Mohammed Schemsed-din Hafis

(Übersetzung: Vincenz Ritter von Rosenzweig-Schwannau)


Aus: Buchstabe Fe

1.

Sind mir die Gestirne günstig,
Halt' ich Ihn am Saum zurück;

Zieh' ich Ihn an mich, o Wonne!
Tödtet er mich dann, o Glück!

Meinem hoffnungsvollen Herzen
Brachte Niemand noch Gewinn,

Trägt mein Lied auch allenthalben
Das was mir begegnet, hin.

Nähr' ich marmorherz'ge Götzen
Länger noch mit Schmeichelei'n?

Diesen ungerath'nen Söhnen
Fällt wohl nie ihr Vater ein.

Deine holdgekrümmte Braue
Öffnete mir nie ein Thor:1

Weh, dass ich das theure Leben
In so schiefem Wahn verlor!

 Nimmt des Freundes Brauenbogen
Je mich Schwachen bei der Hand?2

Hat er Keinem doch die Pfeile
An des Wunsches Ziel gesandt!

In dem Wahne fromm zu werden
Sitze still im Winkel ich,

Doch verfolgt mit Harf' und Pauke
Wunderbar ein Wirthskind mich.

Dumm sind Frömmler, schweig'3 und falle
In die Tonart Naksch4 nun ein!

Trunken ist der Vogt, der Heuchler:
Fürchte nichts und bringe Wein!

Sieh doch nur: am Zweifelsbissen
Kaut der städt'sche Ssofi hier:

Einen langen Schwanzesriemen
Habe dies genährte Thier!5

Schlägst du einst, Hafis, die Strasse
Nach dem Haus der Liebe ein,

 Wird der Vogt Nedschef's6 dir gütig
Ein getreuer Führer sein.
 

1 D.h. Deine Stirne entrunzelte sich mir niemals.

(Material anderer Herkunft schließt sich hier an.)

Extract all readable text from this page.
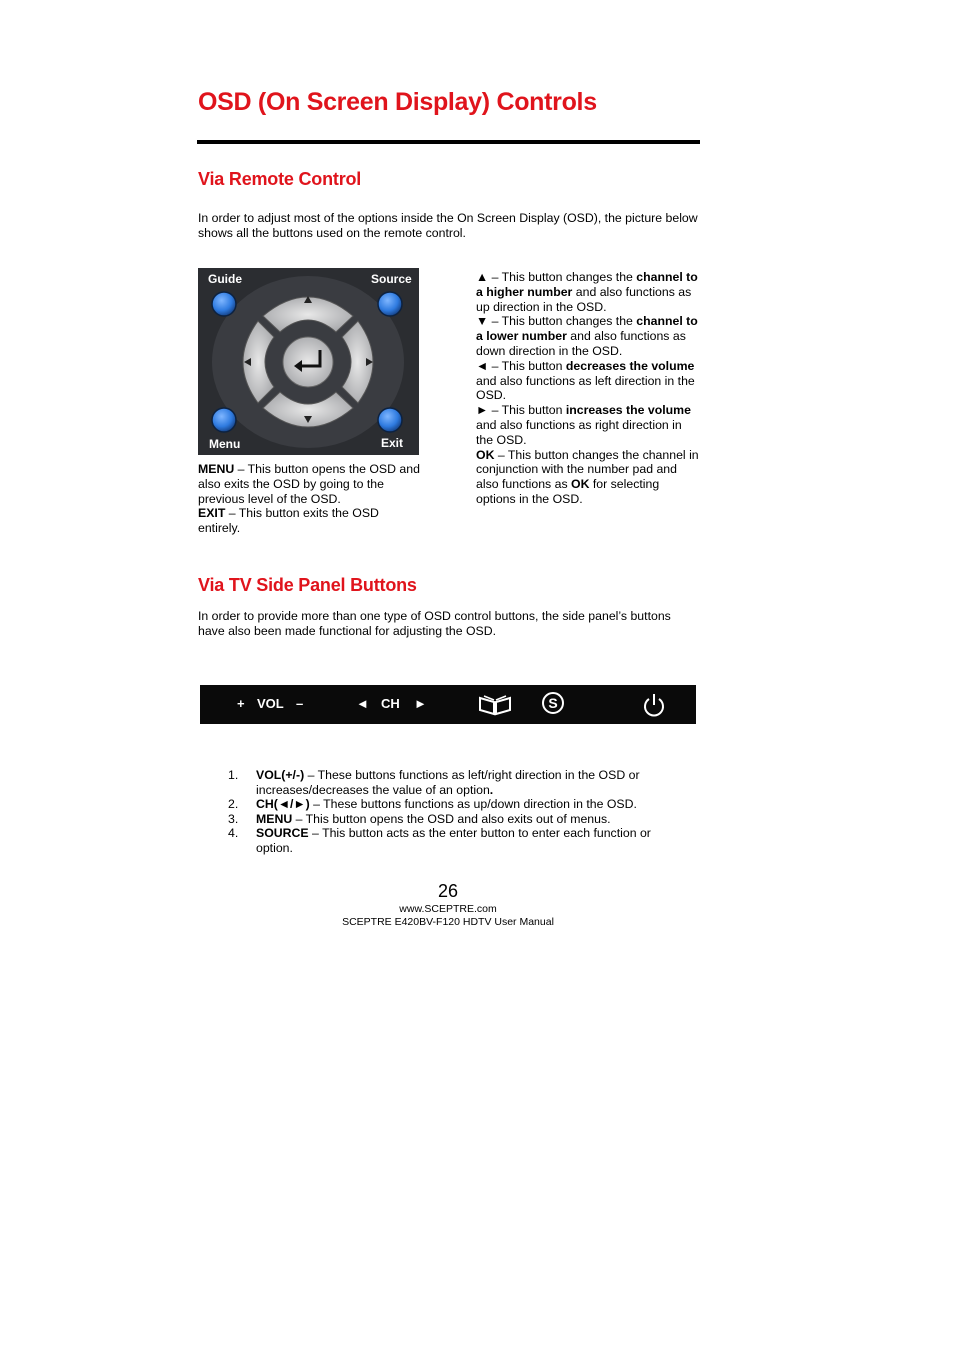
OSD (On Screen Display) Controls
Via Remote Control

In order to adjust most of the options inside the On Screen Display (OSD), the picture below shows all the buttons used on the remote control.

Guide	Source
Menu	Exit
MENU – This button opens the OSD and also exits the OSD by going to the previous level of the OSD.
EXIT – This button exits the OSD entirely.
▲ – This button changes the channel to a higher number and also functions as up direction in the OSD.
▼ – This button changes the channel to a lower number and also functions as down direction in the OSD.
◄ – This button decreases the volume and also functions as left direction in the OSD.
► – This button increases the volume and also functions as right direction in the OSD.
OK – This button changes the channel in conjunction with the number pad and also functions as OK for selecting options in the OSD.
Via TV Side Panel Buttons

In order to provide more than one type of OSD control buttons, the side panel’s buttons have also been made functional for adjusting the OSD.

+ VOL –	◄ CH ►	S
1. VOL(+/-) – These buttons functions as left/right direction in the OSD or increases/decreases the value of an option.
2. CH(◄/►) – These buttons functions as up/down direction in the OSD.
3. MENU – This button opens the OSD and also exits out of menus.
4. SOURCE – This button acts as the enter button to enter each function or option.
26
www.SCEPTRE.com
SCEPTRE E420BV-F120 HDTV User Manual
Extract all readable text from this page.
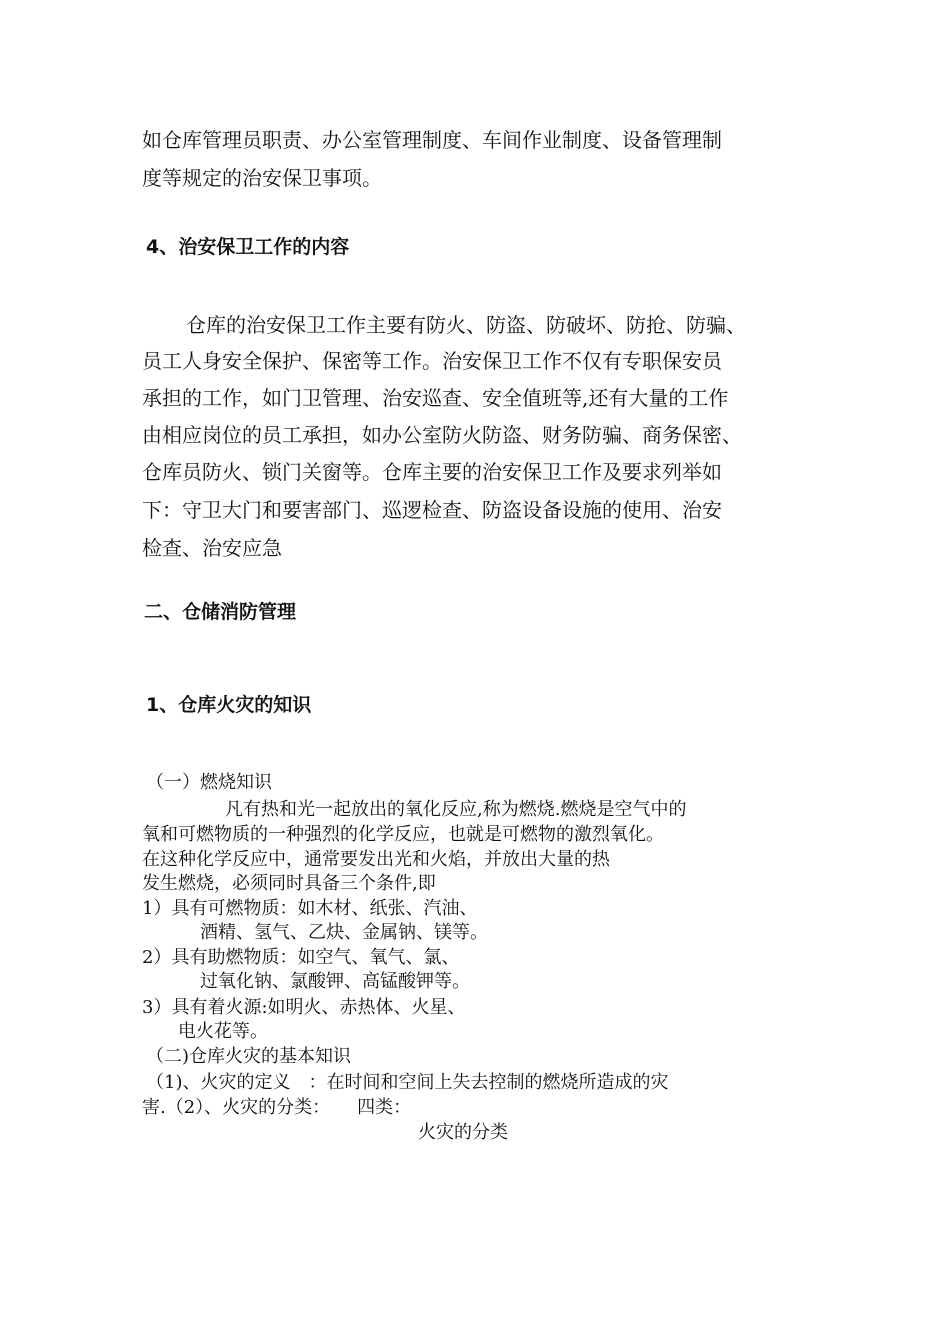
如仓库管理员职责、办公室管理制度、车间作业制度、设备管理制
度等规定的治安保卫事项。
4、治安保卫工作的内容
仓库的治安保卫工作主要有防火、防盗、防破坏、防抢、防骗、
员工人身安全保护、保密等工作。治安保卫工作不仅有专职保安员
承担的工作，如门卫管理、治安巡查、安全值班等,还有大量的工作
由相应岗位的员工承担，如办公室防火防盗、财务防骗、商务保密、
仓库员防火、锁门关窗等。仓库主要的治安保卫工作及要求列举如
下：守卫大门和要害部门、巡逻检查、防盗设备设施的使用、治安
检查、治安应急
二、仓储消防管理
1、仓库火灾的知识
（一）燃烧知识
凡有热和光一起放出的氧化反应,称为燃烧.燃烧是空气中的
氧和可燃物质的一种强烈的化学反应，也就是可燃物的激烈氧化。
在这种化学反应中，通常要发出光和火焰，并放出大量的热
发生燃烧，必须同时具备三个条件,即
1）具有可燃物质：如木材、纸张、汽油、
酒精、氢气、乙炔、金属钠、镁等。
2）具有助燃物质：如空气、氧气、氯、
过氧化钠、氯酸钾、高锰酸钾等。
3）具有着火源:如明火、赤热体、火星、
电火花等。
（二)仓库火灾的基本知识
（1)、火灾的定义　：在时间和空间上失去控制的燃烧所造成的灾
害.（2）、火灾的分类：　　四类：
火灾的分类
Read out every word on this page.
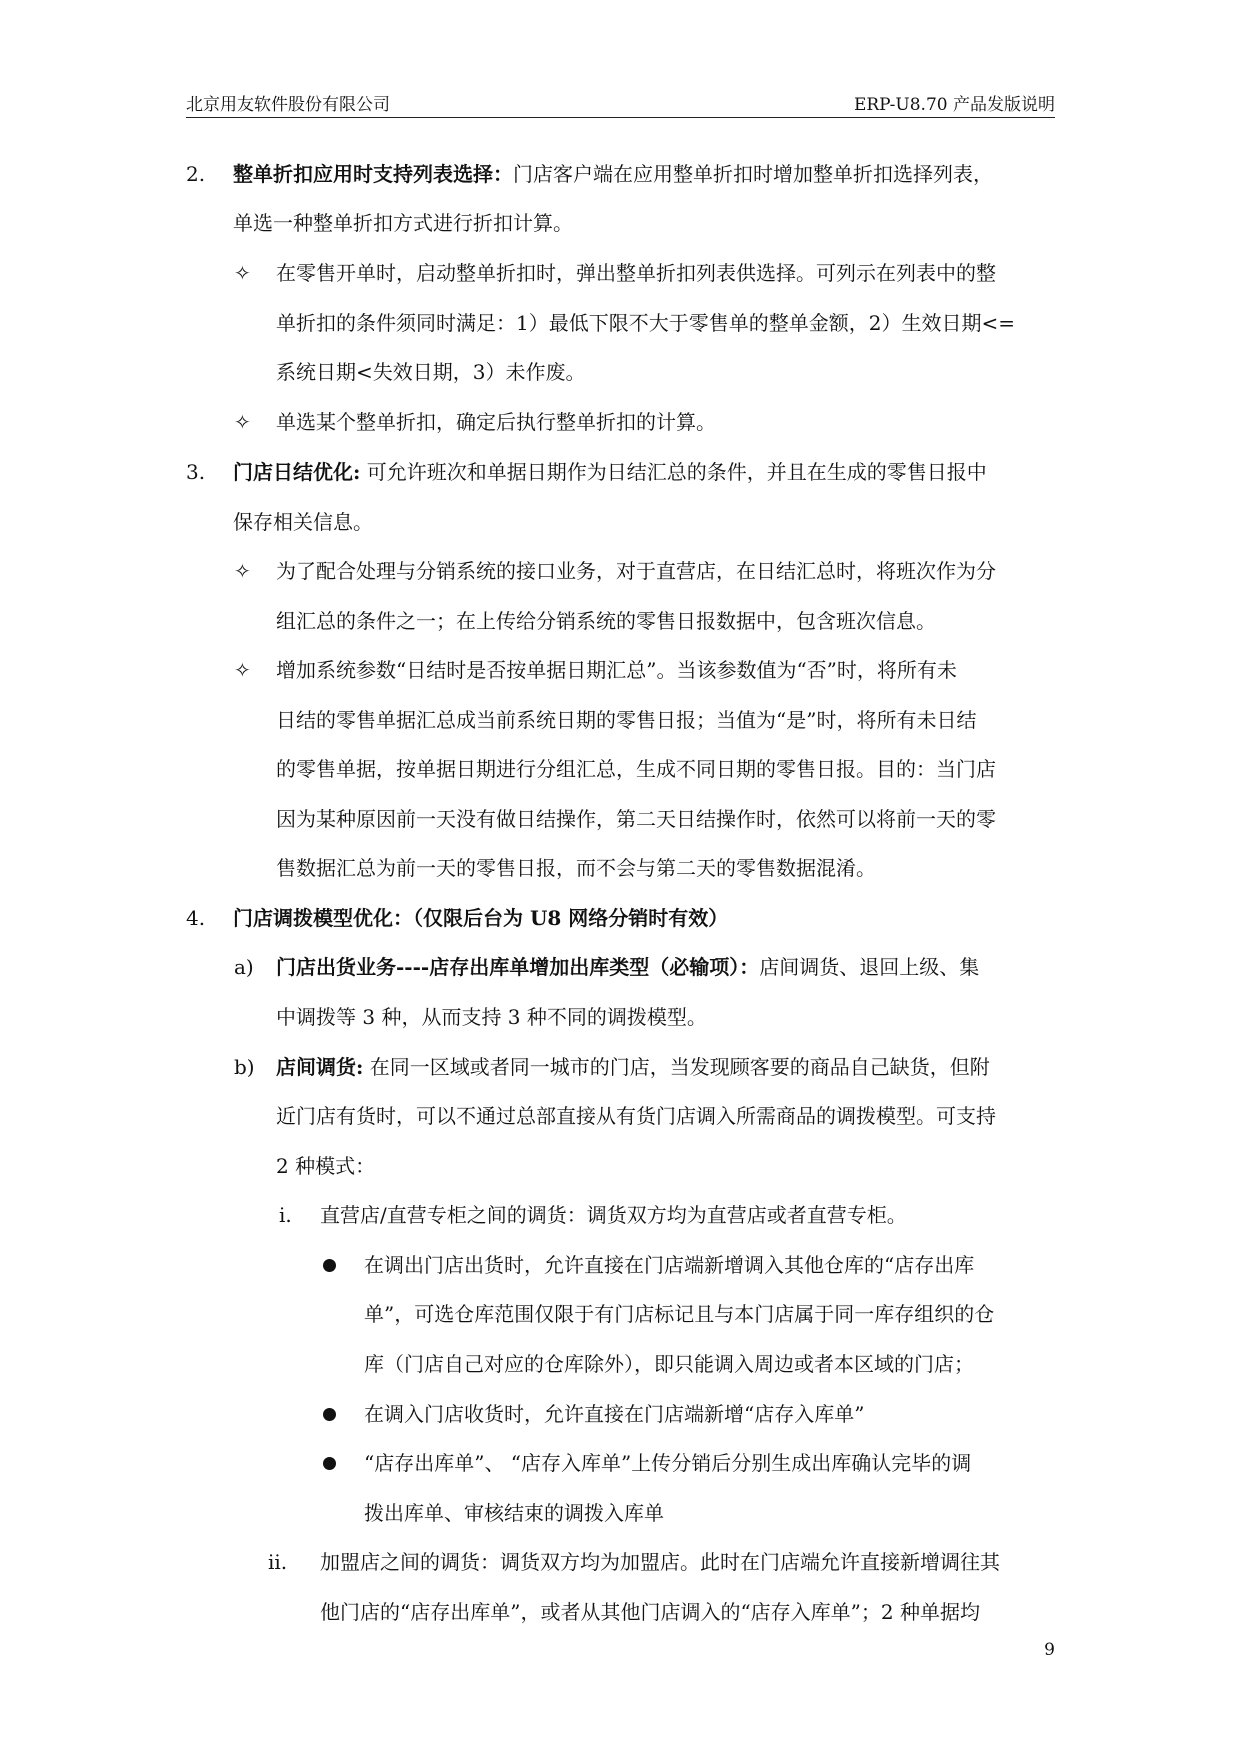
北京用友软件股份有限公司	ERP-U8.70 产品发版说明
2. 整单折扣应用时支持列表选择：门店客户端在应用整单折扣时增加整单折扣选择列表，
单选一种整单折扣方式进行折扣计算。
✧ 在零售开单时，启动整单折扣时，弹出整单折扣列表供选择。可列示在列表中的整
单折扣的条件须同时满足：1）最低下限不大于零售单的整单金额，2）生效日期<=
系统日期<失效日期，3）未作废。
✧ 单选某个整单折扣，确定后执行整单折扣的计算。
3. 门店日结优化: 可允许班次和单据日期作为日结汇总的条件，并且在生成的零售日报中
保存相关信息。
✧ 为了配合处理与分销系统的接口业务，对于直营店，在日结汇总时，将班次作为分
组汇总的条件之一；在上传给分销系统的零售日报数据中，包含班次信息。
✧ 增加系统参数“日结时是否按单据日期汇总”。当该参数值为“否”时，将所有未
日结的零售单据汇总成当前系统日期的零售日报；当值为“是”时，将所有未日结
的零售单据，按单据日期进行分组汇总，生成不同日期的零售日报。目的：当门店
因为某种原因前一天没有做日结操作，第二天日结操作时，依然可以将前一天的零
售数据汇总为前一天的零售日报，而不会与第二天的零售数据混淆。
4. 门店调拨模型优化：（仅限后台为 U8 网络分销时有效）
a) 门店出货业务----店存出库单增加出库类型（必输项）：店间调货、退回上级、集
中调拨等 3 种，从而支持 3 种不同的调拨模型。
b) 店间调货: 在同一区域或者同一城市的门店，当发现顾客要的商品自己缺货，但附
近门店有货时，可以不通过总部直接从有货门店调入所需商品的调拨模型。可支持
2 种模式：
i. 直营店/直营专柜之间的调货：调货双方均为直营店或者直营专柜。
在调出门店出货时，允许直接在门店端新增调入其他仓库的“店存出库
单”，可选仓库范围仅限于有门店标记且与本门店属于同一库存组织的仓
库（门店自己对应的仓库除外），即只能调入周边或者本区域的门店；
在调入门店收货时，允许直接在门店端新增“店存入库单”
“店存出库单”、 “店存入库单”上传分销后分别生成出库确认完毕的调
拨出库单、审核结束的调拨入库单
ii. 加盟店之间的调货：调货双方均为加盟店。此时在门店端允许直接新增调往其
他门店的“店存出库单”，或者从其他门店调入的“店存入库单”；2 种单据均
9
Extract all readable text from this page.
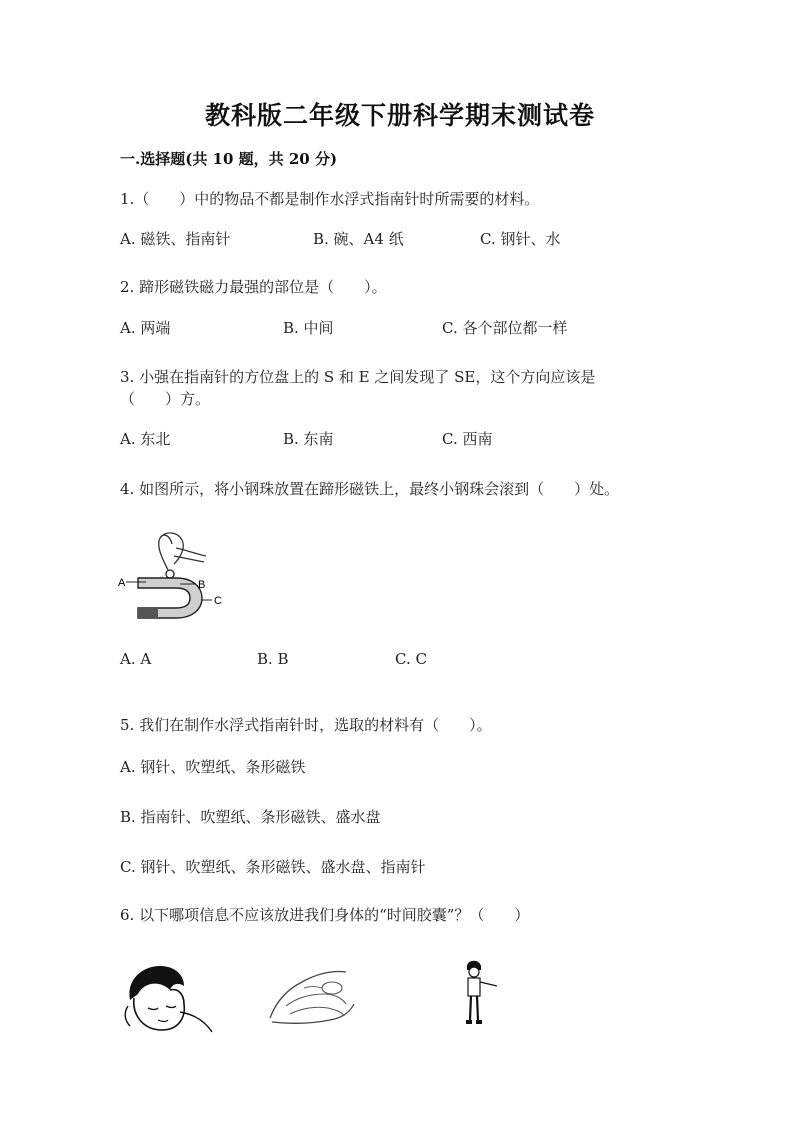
教科版二年级下册科学期末测试卷
一.选择题(共 10 题，共 20 分)
1.（　　）中的物品不都是制作水浮式指南针时所需要的材料。
A. 磁铁、指南针	B. 碗、A4 纸	C. 钢针、水
2. 蹄形磁铁磁力最强的部位是（　　）。
A. 两端	B. 中间	C. 各个部位都一样
3. 小强在指南针的方位盘上的 S 和 E 之间发现了 SE，这个方向应该是
（　　）方。
A. 东北	B. 东南	C. 西南
4. 如图所示，将小钢珠放置在蹄形磁铁上，最终小钢珠会滚到（　　）处。
A	B
C
A. A	B. B	C. C
5. 我们在制作水浮式指南针时，选取的材料有（　　）。
A. 钢针、吹塑纸、条形磁铁
B. 指南针、吹塑纸、条形磁铁、盛水盘
C. 钢针、吹塑纸、条形磁铁、盛水盘、指南针
6. 以下哪项信息不应该放进我们身体的“时间胶囊”？（　　）
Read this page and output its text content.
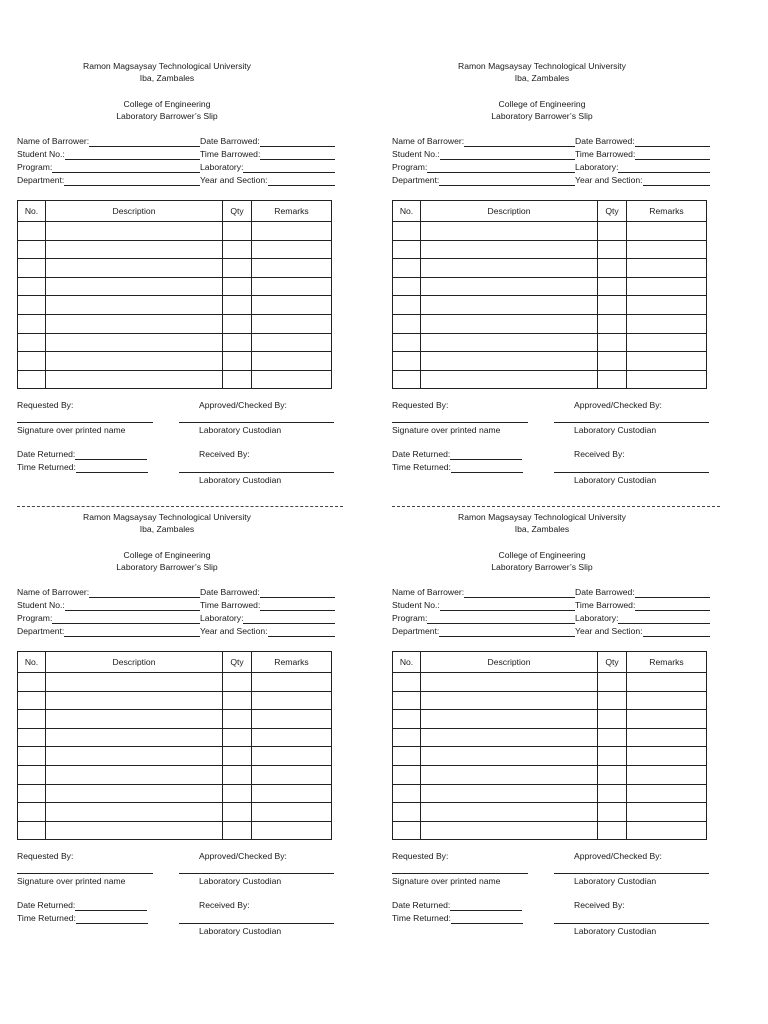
Ramon Magsaysay Technological University
Iba, Zambales
College of Engineering
Laboratory Barrower’s Slip
Name of Barrower:	Date Barrowed:
Student No.:	Time Barrowed:
Program:	Laboratory:
Department:	Year and Section:
No.	Description	Qty	Remarks

Requested By:
Signature over printed name
Approved/Checked By:
Laboratory Custodian
Date Returned:
Time Returned:
Received By:
Laboratory Custodian
Ramon Magsaysay Technological University
Iba, Zambales
College of Engineering
Laboratory Barrower’s Slip
Name of Barrower:	Date Barrowed:
Student No.:	Time Barrowed:
Program:	Laboratory:
Department:	Year and Section:
No.	Description	Qty	Remarks

Requested By:
Signature over printed name
Approved/Checked By:
Laboratory Custodian
Date Returned:
Time Returned:
Received By:
Laboratory Custodian
Ramon Magsaysay Technological University
Iba, Zambales
College of Engineering
Laboratory Barrower’s Slip
Name of Barrower:	Date Barrowed:
Student No.:	Time Barrowed:
Program:	Laboratory:
Department:	Year and Section:
No.	Description	Qty	Remarks

Requested By:
Signature over printed name
Approved/Checked By:
Laboratory Custodian
Date Returned:
Time Returned:
Received By:
Laboratory Custodian
Ramon Magsaysay Technological University
Iba, Zambales
College of Engineering
Laboratory Barrower’s Slip
Name of Barrower:	Date Barrowed:
Student No.:	Time Barrowed:
Program:	Laboratory:
Department:	Year and Section:
No.	Description	Qty	Remarks

Requested By:
Signature over printed name
Approved/Checked By:
Laboratory Custodian
Date Returned:
Time Returned:
Received By:
Laboratory Custodian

2 D.h. Wird sich seine Braue jemals zu mir neigen?

3 Schweige, La takul, kann auch heissen: Spiele nicht die erlaubte Tonweise kul.

4 Naksch heisst die freieste und ausgelassenste, daher verbotene Tonweise.

5 D.h. nach dem Commentator Sudi, er möge noch verthierter werden als er ohnehin ist.

6 Der Vogt Nedschef's ist Ali, der Schwiegersohn des Propheten, so genannt, weil er, zu Nedschef bei Kufa begraben, noch immer das moralische Richteramt über seine Anhänger übt.